Her unusual paintings are always looked forward to at shows, and once buyers become collectors of her work, they are treated to extra gifts of works and discounts on future pieces.
Louise credits her family, her participation in many workshops, and courses taken at the University of South Carolina Aiken for the courage to do art that is different and frequently unexpected.
This work is inspired by a beautiful Andalusian and rider I saw perform at the Windsor Horse Show at Windsor Castle a few years ago. Such concentration and grace on the part of both that it just had to become a painting. This one is oil pastel on 24" x 32" canvas.
I have to let the paint rest a day or two before I can make further corrections as the upper layers are very soft and my oil pastel sticks will move the under layers instead of going over the top of them. So, on to another one. I have a show coming up here in Aiken in February and am under the gun to produce several more new works that have not been exhibited at this venue. I really like working in the kitchen, and I can't wait to get into my new space that is being added onto the south side of the kitchen. It will be sunny and cheerful with ceilings high enough that I don't bump my head! I have set the production bar high to make sure I deserve this wonderful new space, and I'm obligated to do my very best work and plenty of it!

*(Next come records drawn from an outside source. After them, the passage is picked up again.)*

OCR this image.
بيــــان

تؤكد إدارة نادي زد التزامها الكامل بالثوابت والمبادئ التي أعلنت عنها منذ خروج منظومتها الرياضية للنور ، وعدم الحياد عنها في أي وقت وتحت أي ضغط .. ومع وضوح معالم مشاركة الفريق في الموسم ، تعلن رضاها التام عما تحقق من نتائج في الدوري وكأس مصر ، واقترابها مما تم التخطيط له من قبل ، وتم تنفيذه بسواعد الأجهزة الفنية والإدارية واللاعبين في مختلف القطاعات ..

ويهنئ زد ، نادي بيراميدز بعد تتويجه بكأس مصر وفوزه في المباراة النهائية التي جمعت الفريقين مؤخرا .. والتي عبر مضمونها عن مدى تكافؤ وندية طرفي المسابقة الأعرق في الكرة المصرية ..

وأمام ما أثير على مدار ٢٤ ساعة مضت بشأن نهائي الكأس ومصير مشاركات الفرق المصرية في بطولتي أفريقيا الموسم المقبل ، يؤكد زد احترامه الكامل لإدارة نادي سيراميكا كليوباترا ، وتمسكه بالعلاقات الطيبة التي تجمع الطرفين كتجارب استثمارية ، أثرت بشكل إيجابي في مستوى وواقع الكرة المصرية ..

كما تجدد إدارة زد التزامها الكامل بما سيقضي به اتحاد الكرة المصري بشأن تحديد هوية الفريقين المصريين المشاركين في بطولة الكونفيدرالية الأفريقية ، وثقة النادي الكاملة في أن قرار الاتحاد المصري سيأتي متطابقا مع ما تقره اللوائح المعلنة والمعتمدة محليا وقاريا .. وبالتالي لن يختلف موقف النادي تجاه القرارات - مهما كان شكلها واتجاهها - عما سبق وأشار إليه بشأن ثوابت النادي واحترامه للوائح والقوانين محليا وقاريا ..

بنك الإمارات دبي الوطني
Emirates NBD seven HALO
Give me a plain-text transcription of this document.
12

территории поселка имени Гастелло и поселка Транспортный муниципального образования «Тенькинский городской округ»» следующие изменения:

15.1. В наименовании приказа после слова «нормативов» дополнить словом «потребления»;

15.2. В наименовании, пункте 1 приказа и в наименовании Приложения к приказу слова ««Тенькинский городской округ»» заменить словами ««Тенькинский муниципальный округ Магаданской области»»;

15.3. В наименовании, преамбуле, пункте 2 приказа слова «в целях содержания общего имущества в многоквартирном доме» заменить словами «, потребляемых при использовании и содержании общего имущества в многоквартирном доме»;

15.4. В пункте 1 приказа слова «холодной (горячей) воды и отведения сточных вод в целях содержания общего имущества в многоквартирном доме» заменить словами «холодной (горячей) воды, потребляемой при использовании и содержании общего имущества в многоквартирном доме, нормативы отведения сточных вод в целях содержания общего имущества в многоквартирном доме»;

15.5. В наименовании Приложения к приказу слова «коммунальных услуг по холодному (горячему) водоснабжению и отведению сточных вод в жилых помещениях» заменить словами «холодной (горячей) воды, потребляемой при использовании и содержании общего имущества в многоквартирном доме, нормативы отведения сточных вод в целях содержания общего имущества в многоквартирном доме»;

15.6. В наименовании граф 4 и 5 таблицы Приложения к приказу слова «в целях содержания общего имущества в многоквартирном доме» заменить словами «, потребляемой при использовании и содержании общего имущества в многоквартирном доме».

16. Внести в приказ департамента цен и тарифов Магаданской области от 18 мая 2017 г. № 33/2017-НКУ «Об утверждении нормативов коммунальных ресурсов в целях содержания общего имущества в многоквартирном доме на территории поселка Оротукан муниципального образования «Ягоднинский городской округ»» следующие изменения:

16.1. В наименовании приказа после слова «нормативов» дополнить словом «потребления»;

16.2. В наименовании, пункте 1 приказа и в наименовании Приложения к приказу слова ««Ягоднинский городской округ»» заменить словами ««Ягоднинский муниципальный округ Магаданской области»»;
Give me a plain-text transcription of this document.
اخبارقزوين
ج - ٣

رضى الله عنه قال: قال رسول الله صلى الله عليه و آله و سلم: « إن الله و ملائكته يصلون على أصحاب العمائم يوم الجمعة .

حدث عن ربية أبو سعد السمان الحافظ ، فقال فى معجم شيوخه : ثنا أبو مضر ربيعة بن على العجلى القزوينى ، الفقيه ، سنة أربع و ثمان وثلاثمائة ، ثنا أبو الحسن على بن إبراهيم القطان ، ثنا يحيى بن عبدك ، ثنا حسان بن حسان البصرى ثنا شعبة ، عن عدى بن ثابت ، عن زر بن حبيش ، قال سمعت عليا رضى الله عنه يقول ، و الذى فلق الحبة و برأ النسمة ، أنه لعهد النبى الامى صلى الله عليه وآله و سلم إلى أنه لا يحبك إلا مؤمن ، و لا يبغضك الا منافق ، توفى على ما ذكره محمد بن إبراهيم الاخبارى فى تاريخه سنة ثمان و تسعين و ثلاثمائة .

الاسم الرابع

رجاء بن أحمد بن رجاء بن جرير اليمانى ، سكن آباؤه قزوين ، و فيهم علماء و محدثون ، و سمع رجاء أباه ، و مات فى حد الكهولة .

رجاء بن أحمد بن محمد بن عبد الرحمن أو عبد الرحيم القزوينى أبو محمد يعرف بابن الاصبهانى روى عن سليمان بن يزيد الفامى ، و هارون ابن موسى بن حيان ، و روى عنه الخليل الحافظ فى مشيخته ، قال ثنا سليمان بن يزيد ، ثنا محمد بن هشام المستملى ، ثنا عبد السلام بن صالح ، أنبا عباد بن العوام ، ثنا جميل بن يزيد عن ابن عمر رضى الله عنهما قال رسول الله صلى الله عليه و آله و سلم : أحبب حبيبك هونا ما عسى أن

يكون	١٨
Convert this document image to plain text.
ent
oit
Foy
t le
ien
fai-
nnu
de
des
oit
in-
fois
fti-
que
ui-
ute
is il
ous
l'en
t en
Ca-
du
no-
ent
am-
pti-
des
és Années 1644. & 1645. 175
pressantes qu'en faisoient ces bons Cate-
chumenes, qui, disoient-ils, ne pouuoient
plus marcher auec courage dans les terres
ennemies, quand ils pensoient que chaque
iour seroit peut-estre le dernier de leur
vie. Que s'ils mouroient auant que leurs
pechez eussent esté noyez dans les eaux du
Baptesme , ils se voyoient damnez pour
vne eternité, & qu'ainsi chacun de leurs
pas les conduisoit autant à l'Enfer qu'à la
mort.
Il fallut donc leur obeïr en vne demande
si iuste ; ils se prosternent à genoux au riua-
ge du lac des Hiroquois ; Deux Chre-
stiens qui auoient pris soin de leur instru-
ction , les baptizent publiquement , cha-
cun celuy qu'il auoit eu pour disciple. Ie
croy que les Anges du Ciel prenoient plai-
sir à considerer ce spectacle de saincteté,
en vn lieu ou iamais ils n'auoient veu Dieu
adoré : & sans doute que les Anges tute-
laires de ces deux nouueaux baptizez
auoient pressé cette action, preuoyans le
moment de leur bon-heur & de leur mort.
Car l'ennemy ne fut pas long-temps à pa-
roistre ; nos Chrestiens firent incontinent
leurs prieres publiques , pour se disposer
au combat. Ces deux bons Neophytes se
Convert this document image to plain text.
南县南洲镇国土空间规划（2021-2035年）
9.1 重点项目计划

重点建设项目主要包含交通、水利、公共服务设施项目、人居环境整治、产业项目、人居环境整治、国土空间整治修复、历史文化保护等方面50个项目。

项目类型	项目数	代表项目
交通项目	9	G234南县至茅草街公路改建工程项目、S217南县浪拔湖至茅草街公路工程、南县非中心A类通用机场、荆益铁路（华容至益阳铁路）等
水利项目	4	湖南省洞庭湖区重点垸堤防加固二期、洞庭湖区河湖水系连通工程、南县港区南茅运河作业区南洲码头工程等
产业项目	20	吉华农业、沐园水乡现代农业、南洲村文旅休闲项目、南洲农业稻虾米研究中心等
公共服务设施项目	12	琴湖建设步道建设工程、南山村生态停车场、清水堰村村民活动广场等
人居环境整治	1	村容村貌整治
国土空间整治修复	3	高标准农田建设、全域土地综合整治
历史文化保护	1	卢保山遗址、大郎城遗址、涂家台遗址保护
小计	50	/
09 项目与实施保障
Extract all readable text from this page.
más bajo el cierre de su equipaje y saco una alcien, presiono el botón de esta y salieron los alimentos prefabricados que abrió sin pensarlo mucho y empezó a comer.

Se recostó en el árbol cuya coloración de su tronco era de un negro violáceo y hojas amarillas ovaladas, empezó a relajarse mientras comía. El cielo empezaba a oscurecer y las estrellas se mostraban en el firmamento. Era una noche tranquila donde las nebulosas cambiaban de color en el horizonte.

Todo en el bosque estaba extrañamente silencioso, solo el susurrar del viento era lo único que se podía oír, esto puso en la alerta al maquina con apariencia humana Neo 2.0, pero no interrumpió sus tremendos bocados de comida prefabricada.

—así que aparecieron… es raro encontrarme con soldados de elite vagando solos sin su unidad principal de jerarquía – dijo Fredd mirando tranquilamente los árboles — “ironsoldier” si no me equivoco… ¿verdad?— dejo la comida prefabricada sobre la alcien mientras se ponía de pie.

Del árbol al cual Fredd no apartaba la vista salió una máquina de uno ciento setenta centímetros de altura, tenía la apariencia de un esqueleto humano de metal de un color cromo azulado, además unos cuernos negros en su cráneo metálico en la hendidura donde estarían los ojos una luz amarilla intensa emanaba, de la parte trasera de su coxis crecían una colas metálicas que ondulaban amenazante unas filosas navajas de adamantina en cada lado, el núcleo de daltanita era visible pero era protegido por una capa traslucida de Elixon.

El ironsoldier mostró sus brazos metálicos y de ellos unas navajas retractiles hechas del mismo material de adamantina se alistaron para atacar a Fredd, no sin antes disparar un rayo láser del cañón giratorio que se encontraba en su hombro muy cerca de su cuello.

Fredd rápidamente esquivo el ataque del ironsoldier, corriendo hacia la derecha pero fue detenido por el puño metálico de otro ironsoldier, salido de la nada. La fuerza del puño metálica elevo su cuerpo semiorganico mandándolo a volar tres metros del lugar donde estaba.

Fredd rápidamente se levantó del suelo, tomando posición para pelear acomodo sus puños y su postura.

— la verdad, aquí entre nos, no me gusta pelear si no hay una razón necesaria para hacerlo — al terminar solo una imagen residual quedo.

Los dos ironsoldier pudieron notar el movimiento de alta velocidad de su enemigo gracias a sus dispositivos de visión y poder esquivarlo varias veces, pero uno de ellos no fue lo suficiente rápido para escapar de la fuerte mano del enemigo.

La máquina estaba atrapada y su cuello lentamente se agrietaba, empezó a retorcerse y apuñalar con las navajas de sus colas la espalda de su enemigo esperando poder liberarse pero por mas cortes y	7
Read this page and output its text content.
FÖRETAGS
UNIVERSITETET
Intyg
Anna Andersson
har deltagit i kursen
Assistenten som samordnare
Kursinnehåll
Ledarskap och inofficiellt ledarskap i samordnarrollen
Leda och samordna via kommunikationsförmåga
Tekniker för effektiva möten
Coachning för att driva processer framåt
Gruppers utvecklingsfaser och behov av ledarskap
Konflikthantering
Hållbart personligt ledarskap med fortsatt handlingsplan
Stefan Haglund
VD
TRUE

Here is the start of a new piece in oil pastel. It's 36" x 48", a really large piece. It was too big for my attic space and low ceilings, so I moved my good easel down to the kitchen, got Marguaritaville playing on my laptop for cheerfulness, and it's coming along. I was inspired by the recent fall steeplechase races here in Aiken, on the backside near the start, as many of the riders let their horses go up to and see the first fence. This jockey had such a look of confidence in his horse, and joy in his job, that I knew I had to do a painting of the pair.